Битва за Рим — страница 73 из 213

Сулла с улыбкой цедил вино.

– Восхитительно! Вижу, мне следовало бы поискать дружбы этого Цензорина – после суда, а может, и раньше. Что ты о нем думаешь?

– По-моему, он шпион – но чей? То ли парфян, то ли еще каких-то восточных правителей. Его необычные гости определенно оттуда: расшитые золотом одеяния, сами усыпаны драгоценными камнями, полно денег, которые они сыплют в любую жадно подставленную римскую ладонь.

– Парфяне ни при чем, – уверенно сказал Сулла. – Им нет дела до происходящего к западу от Евфрата, это я понял. Нет, это Митридат. Или Тигран Армянский. Но я бы поставил на Митридата Понтийского. Ну-ну… – Он весело потер руки. – Выходит, мы с Гаем Марием серьезно обеспокоили Понт. Кажется, Сулла сделал для этого больше, чем Марий. Я ведь потолковал с Тиграном и заключил договор с сатрапами парфянского царя. Ну-ну…

– Что ты можешь сделать? – в тревоге спросил Метробий.

– Не бойся за меня, – бодро сказал Сулла, захлопывая ставни. – Предупрежден – значит вооружен. Я выжду и посмотрю, что предпримет Цензорин. А потом…

– Что потом?

Сулла злобно улыбнулся, обнажив зубы:

– Я заставлю его пожалеть, что он появился на свет. – Он подошел к двери в атрий, задвинул засов, потом сделал то же самое с дверью в колоннаду перистиля. – А раз уж ты все равно заявился сюда, величайшая любовь моей жизни, не считая моего сына, я не могу тебя отпустить, не прикоснувшись к тебе.

– Я и сам не уйду.

Они стоя обнялись, положив подбородки на плечи друг другу.

– Помнишь все эти годы? – мечтательно спросил Метробий, улыбаясь и жмурясь.

– Тебя в дурацкой желтой тунике, с текущей по ляжкам краской? – Сулла тоже улыбнулся, одной рукой гладя его по голове, другой сладострастно скользя по прямой мускулистой спине.

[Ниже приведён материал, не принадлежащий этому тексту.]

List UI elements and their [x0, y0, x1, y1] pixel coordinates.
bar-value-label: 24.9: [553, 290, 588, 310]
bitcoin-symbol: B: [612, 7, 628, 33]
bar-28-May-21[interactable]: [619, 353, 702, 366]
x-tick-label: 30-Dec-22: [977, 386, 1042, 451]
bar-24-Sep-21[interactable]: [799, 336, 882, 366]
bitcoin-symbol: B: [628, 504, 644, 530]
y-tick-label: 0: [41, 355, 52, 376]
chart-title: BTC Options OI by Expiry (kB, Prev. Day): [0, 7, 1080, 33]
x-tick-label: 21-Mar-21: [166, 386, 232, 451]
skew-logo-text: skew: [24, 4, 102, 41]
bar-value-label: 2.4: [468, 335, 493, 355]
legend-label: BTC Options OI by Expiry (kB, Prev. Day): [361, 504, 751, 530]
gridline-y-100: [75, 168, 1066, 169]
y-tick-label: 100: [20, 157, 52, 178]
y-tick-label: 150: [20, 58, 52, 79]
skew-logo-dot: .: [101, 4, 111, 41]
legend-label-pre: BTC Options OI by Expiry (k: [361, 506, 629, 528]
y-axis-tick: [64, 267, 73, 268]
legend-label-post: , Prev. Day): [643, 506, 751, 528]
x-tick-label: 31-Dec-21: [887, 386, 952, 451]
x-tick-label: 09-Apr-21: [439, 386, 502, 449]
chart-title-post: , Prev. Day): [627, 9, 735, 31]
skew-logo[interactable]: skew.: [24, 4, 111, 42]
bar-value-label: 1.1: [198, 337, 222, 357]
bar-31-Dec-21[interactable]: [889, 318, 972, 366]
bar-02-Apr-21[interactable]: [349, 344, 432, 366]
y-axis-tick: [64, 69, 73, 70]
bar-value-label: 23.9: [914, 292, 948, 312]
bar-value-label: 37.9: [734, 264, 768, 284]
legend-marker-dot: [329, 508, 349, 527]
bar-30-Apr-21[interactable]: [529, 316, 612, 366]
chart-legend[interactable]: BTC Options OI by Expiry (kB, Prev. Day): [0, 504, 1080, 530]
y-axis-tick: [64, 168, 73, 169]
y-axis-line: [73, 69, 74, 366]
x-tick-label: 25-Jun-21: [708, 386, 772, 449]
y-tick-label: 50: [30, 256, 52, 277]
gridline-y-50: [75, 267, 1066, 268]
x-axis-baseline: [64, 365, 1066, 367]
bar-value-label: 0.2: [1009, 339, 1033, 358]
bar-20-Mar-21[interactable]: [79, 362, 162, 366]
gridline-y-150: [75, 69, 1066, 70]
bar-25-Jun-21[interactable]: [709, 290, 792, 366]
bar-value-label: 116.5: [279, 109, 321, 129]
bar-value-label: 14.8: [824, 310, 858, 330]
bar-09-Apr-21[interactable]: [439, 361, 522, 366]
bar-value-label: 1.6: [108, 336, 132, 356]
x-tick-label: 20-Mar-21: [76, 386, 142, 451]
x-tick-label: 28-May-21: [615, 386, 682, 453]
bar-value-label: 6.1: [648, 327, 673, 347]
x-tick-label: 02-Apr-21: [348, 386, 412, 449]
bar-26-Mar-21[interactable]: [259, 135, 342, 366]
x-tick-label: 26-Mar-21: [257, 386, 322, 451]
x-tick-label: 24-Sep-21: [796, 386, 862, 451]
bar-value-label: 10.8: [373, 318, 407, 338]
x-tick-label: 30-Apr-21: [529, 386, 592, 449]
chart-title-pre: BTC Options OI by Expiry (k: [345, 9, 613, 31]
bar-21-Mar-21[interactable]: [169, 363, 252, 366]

– А ты был в парике из маленьких живых змеек.

– Я же был медузой.

– Поверь, ты был очень достоверен.

– Слишком много болтаешь!

…Метробий ушел спустя час с лишним; никто в доме не обратил внимания на его визит, хотя Сулла поведал внимательной и любящей Элии, что ему сообщили о предстоящем разбирательстве в суде по обвинению в государственной измене.

Она ахнула и затрепетала:

– О, Луций Корнелий!..

– Не волнуйся, дорогая, – отмахнулся Сулла. – Обещаю, это кончится ничем.

Она все равно не могла успокоиться.

– Ты хорошо себя чувствуешь?

– Поверь, жена, много лет я не чувствовал себя так хорошо и не желал так страстно твоей любви. – Сулла обнял ее за талию. – Идем в постель.



Сулле не пришлось расспрашивать о Цензорине, потому что тот уже назавтра сам нанес удар. Он явился к городскому претору, Квинту Помпею Руфу из Пицена, и потребовал разбирательства в суде по обвинению в государственной измене против Луция Корнелия Суллы, подкупленного парфянами и предавшего Рим.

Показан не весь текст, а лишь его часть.